Originally the lighting scheme was to be red, white, and blue—with a giant searchlight trained on the statue’s face and shoulders. Officials claimed in 19th-century newspaper accounts that they would make the statue so bright as to cast a glow on the clouds of the night sky 100 miles away. The statue’s face was to be lit by a reflector so bright that newspapers described it as “4 million candle power.” Her diadem was meant to sparkle with electric light. These were lofty goals in the dawn of the electrical age, and they carried symbolism that has lost much of its potency now that electricity is taken for granted.

“In the 1870s and 1880s, when the use of electricity and gas for light and heat was first spreading into private houses, a figure like Liberty evoked more vividly than today the power of man over natural forces,” wrote Marina Warner, the author of Monuments & Maidens: The Allegory of the Female Form, in an essay in 1986. “It was as if the generating energy of the sun had been yoked to work for humanity.”

Back in 1886, when the statue was unveiled, not even the White House had electricity. So it’s not surprising that early attempts to light the statue went terribly wrong. Bartholdi had intended for the statue to be lit up, but he never specified exactly how. In late October of that year, the inaugural torch lighting failed. Even after a successful demonstration soon after, the statue remained cloaked in shadow most nights. Then, the lights turned on, but didn’t appear as planned: For weeks, the statue appeared to be headless after dark—light from the torch only lit up her shoulders, not her face, and the torch itself appeared to be floating in midair. “It is thought to be impossible to illuminate the whole statue so that it will be seen at night, owing to its dull, non-reflecting surface,” the Times reported that year.
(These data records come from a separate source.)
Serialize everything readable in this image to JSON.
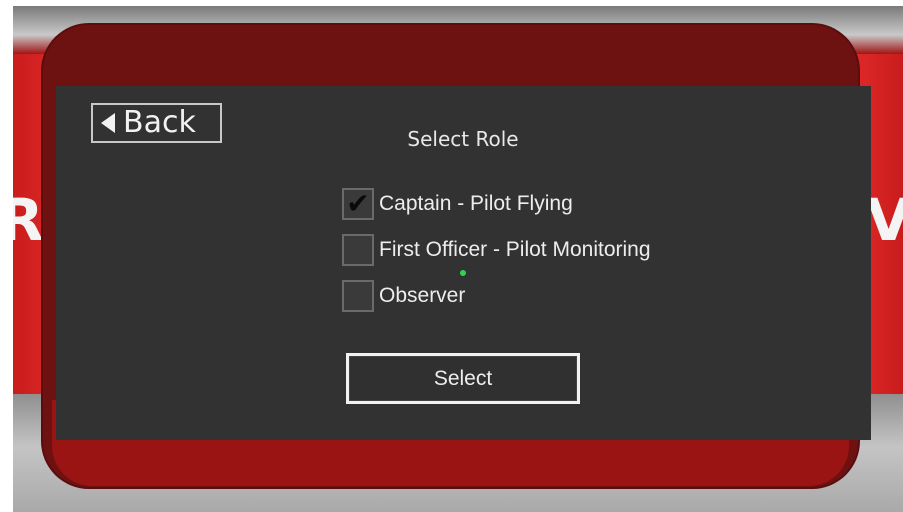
{
  "background": {
    "wall_text_left": "R",
    "wall_text_right": "V",
    "wall_color": "#b31515",
    "floor_color": "#b5b5b5"
  },
  "panel": {
    "frame_color": "#6e1111",
    "screen_color": "#323232"
  },
  "back_button": {
    "icon": "triangle-left-icon",
    "label": "Back"
  },
  "title": "Select Role",
  "options": [
    {
      "label": "Captain - Pilot Flying",
      "checked": true
    },
    {
      "label": "First Officer - Pilot Monitoring",
      "checked": false
    },
    {
      "label": "Observer",
      "checked": false
    }
  ],
  "checkmark_glyph": "✔",
  "select_button": {
    "label": "Select"
  },
  "pointer": {
    "icon": "cursor-dot-icon",
    "color": "#2ed352"
  }
}
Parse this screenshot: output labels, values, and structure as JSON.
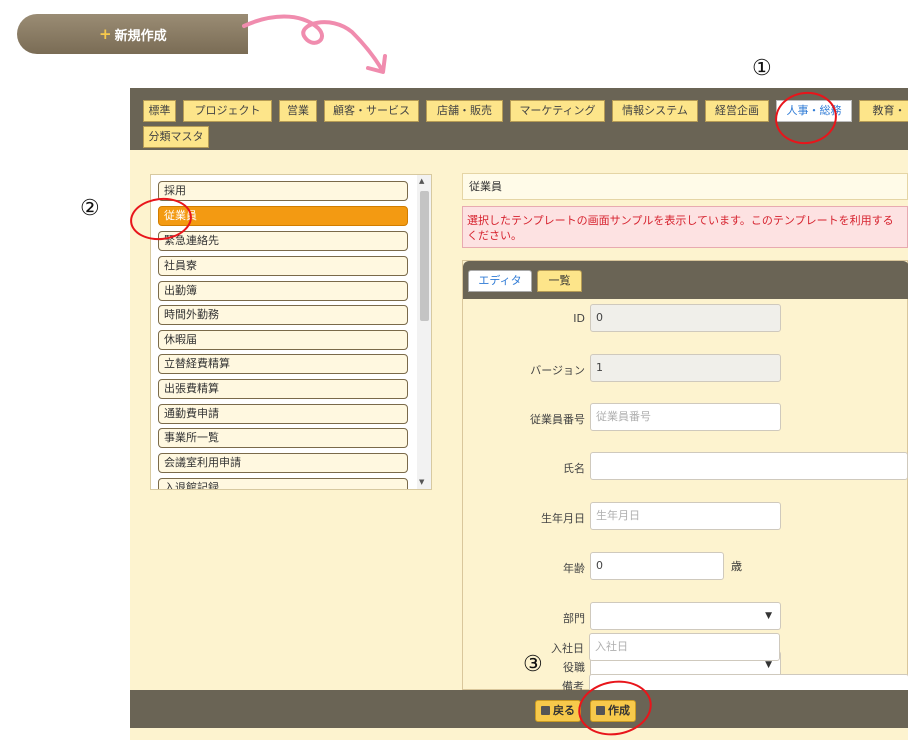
{
  "new_button": {
    "label": "新規作成"
  },
  "annotations": {
    "one": "①",
    "two": "②",
    "three": "③"
  },
  "category_tabs": [
    {
      "label": "標準"
    },
    {
      "label": "プロジェクト"
    },
    {
      "label": "営業"
    },
    {
      "label": "顧客・サービス"
    },
    {
      "label": "店舗・販売"
    },
    {
      "label": "マーケティング"
    },
    {
      "label": "情報システム"
    },
    {
      "label": "経営企画"
    },
    {
      "label": "人事・総務"
    },
    {
      "label": "教育・"
    },
    {
      "label": "分類マスタ"
    }
  ],
  "template_list": [
    {
      "label": "採用"
    },
    {
      "label": "従業員"
    },
    {
      "label": "緊急連絡先"
    },
    {
      "label": "社員寮"
    },
    {
      "label": "出勤簿"
    },
    {
      "label": "時間外勤務"
    },
    {
      "label": "休暇届"
    },
    {
      "label": "立替経費精算"
    },
    {
      "label": "出張費精算"
    },
    {
      "label": "通勤費申請"
    },
    {
      "label": "事業所一覧"
    },
    {
      "label": "会議室利用申請"
    },
    {
      "label": "入退館記録"
    }
  ],
  "selected_template": "従業員",
  "notice": {
    "line1": "選択したテンプレートの画面サンプルを表示しています。このテンプレートを利用する",
    "line2": "ください。"
  },
  "form_tabs": {
    "editor": "エディタ",
    "list": "一覧"
  },
  "form": {
    "id_label": "ID",
    "id_value": "0",
    "version_label": "バージョン",
    "version_value": "1",
    "empno_label": "従業員番号",
    "empno_placeholder": "従業員番号",
    "name_label": "氏名",
    "name_value": "",
    "birth_label": "生年月日",
    "birth_placeholder": "生年月日",
    "age_label": "年齢",
    "age_value": "0",
    "age_unit": "歳",
    "dept_label": "部門",
    "dept_value": "",
    "position_label": "役職",
    "position_value": "",
    "hire_label": "入社日",
    "hire_placeholder": "入社日",
    "remarks_label": "備考"
  },
  "footer": {
    "back": "戻る",
    "create": "作成"
  },
  "colors": {
    "accent": "#f39a12",
    "annotation": "#e8151b",
    "tabbar": "#6a6455",
    "panel_bg": "#fdf3cf"
  }
}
To complicate matters, there was a standoff among government agencies as to who should pay for the lighting.

Finally, by the winter of 1886, the torch worked reasonably well—powered by nine electric arc lamps that were visible from more than 20 miles away.

Even when the lighting was technically functional, critics complained it wasn’t designed as it should have been. “It has been said, for instance, that the bronze goddess appears to have a double chin,” the Times wrote in 1931, “that under the four-and-one-half-foot nose, an ugly blur is cast on either side of the face, giving the cheeks a hollow appearance, and that other blemishes are caused by the lighting system.”

Over the generations, it wasn’t any one feature that came to define the Statue of Liberty as a technological marvel—certainly not the lighting that caused so many problems early-on, or the elevators that have since been installed, or the many tens of millions of dollars of renovations that have kept Lady Liberty intact.

Instead it is the statue’s positioning that gives the sense of an inexorable forward march. This is both because of the figure’s corporeal positioning—the way she seems to be gazing ahead, lighting a path, and leading the way all at once—but also in her juxtaposition against the ever-changing skyline of Lower Manhattan. The Statue of Liberty and the city reverberate against one another this way, Warner wrote, such that the statue is forever anticipating a future that is constantly being made.

“When we look across from the foot of the statue,” Warner wrote, “towards the massed towers of steel and glass and stone, exploding as if in frozen fission, like a giant crystal’s spars, we are looking at a future that has happened.”